Shaw details how he gave Kouwenhoven the BMW dealership in Monrovia; the sole control of Monrovia’s top hotel, the Hotel Africa; and how he established a string of front companies to give Kouwenhoven a cut in the purchase of a new aircraft for Doe. In some instances Shaw went as far as to change Liberian law to give Kouwenhoven plum deals, all of which earned him a healthy commission.
Kouwenhoven is understood to have accompanied both Shaw and President Taylor on a visit last week to Taipei.
The letter, which has become part of Liberian business folklore, was first published by a Liberian magazine in June 1991, and subsequently by several other Liberian newspapers. The letter was found on Shaw’s computer after he fled Liberia.
In the Hotel Africa deal, Shaw also gave Kouwenhoven exclusive gambling rights by changing the country’s gambling laws. He says: “I wrote a gambling law and you got the opportunity to review and edit it to your satisfaction. I had the new gambling law passed by decree ... I supervised the drafting of your concession agreement ... and helped you protect your exclusivities and rights thereunder for all these years, making so many enemies for myself.”

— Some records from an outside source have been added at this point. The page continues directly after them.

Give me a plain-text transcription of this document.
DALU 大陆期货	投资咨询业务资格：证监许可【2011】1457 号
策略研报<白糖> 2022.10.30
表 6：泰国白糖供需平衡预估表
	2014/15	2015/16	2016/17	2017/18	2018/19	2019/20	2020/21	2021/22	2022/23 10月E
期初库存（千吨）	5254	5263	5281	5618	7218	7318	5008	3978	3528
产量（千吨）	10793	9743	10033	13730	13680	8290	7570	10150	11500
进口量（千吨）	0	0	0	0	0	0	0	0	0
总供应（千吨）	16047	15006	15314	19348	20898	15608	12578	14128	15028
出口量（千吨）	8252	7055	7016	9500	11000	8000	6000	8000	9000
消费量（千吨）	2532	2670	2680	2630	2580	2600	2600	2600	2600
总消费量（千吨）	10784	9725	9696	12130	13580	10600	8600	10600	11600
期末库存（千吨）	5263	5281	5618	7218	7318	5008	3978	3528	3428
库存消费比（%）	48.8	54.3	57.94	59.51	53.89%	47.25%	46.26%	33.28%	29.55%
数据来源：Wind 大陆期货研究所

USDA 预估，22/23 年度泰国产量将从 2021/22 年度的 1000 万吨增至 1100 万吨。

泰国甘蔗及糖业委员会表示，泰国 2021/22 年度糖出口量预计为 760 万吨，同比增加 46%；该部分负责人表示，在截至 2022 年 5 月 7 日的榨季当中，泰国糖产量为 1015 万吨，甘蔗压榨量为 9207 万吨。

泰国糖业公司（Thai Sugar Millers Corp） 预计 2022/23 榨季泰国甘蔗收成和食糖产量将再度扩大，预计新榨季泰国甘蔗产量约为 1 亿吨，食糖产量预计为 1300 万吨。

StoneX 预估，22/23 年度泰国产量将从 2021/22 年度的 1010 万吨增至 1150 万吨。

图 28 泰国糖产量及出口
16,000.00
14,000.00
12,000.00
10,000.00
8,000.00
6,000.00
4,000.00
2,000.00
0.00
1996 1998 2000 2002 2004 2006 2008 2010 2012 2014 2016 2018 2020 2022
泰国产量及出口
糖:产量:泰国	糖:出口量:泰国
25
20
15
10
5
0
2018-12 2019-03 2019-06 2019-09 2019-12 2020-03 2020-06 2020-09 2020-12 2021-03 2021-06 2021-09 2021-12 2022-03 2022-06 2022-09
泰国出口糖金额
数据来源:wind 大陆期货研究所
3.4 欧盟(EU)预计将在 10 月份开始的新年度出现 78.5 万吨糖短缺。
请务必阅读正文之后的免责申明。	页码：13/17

The article which quotes the letter was written by a Liberian journalist, Reggie Goodridge, who is ironically now Taylor’s press secretary. The article is entitled “Sovereignty on auction - the saga of Emanuel Shaw and Gus Kouwenhoven”, and is described as “an expos that renders the activities of the Italian Mafia pale by comparison”.
In the letter Shaw also explains how he managed illegally to arrange an insurance payout for Kouwenhoven after the Hotel Africa burnt down in a “mysterious” fire in 1983. Shaw says he falsified certificates about the value of the hotel’s contents. Goodridge wrote that the letter also described the two men’s involvement in Nigerian oil deals and in the astonishing saga of the Liberian National Petroleum Corporation.
Shaw allegedly helped set up an oil consortium that took over the main functions of the the Liberian Petroleum Refining Corporation just before Doe was toppled in December 1989. Shortly after their new company was formed, the price of fuel in Liberia rocketed from $2,95 a gallon to $3,55 and, according to Goodridge, it was widely believed that the profits did not make their way back to the state’s coffers.
The shareholders in the company included Shaw, Kouwenhoven, Doe himself and the company’s president, Mark Woolman, who also headed a mysterious oil company called Tiger Oil.
Tiger Oil has been named as one of the companies which broke the oil sanctions against South Africa, in a submission to the truth commission by the Shipping Research Bureau in Amsterdam. According to oil industry officials and sources in Nairobi, Woolman - who was murdered last year - worked with Shaw in Kenya before Shaw came to South Africa in 1992.
Goodridge wrote that Shaw’s letter is now a part of public record after it was used in evidence in New York and New Jersey courts, in a multi-million-dollar case between the Liberian National Petroleum Corporation and the government of Liberia.
Shaw is also a shareholder in a company set up in 1989 to take over the operations of Liberia’s main iron-ore company. The company has yet to submit financial statements to the government.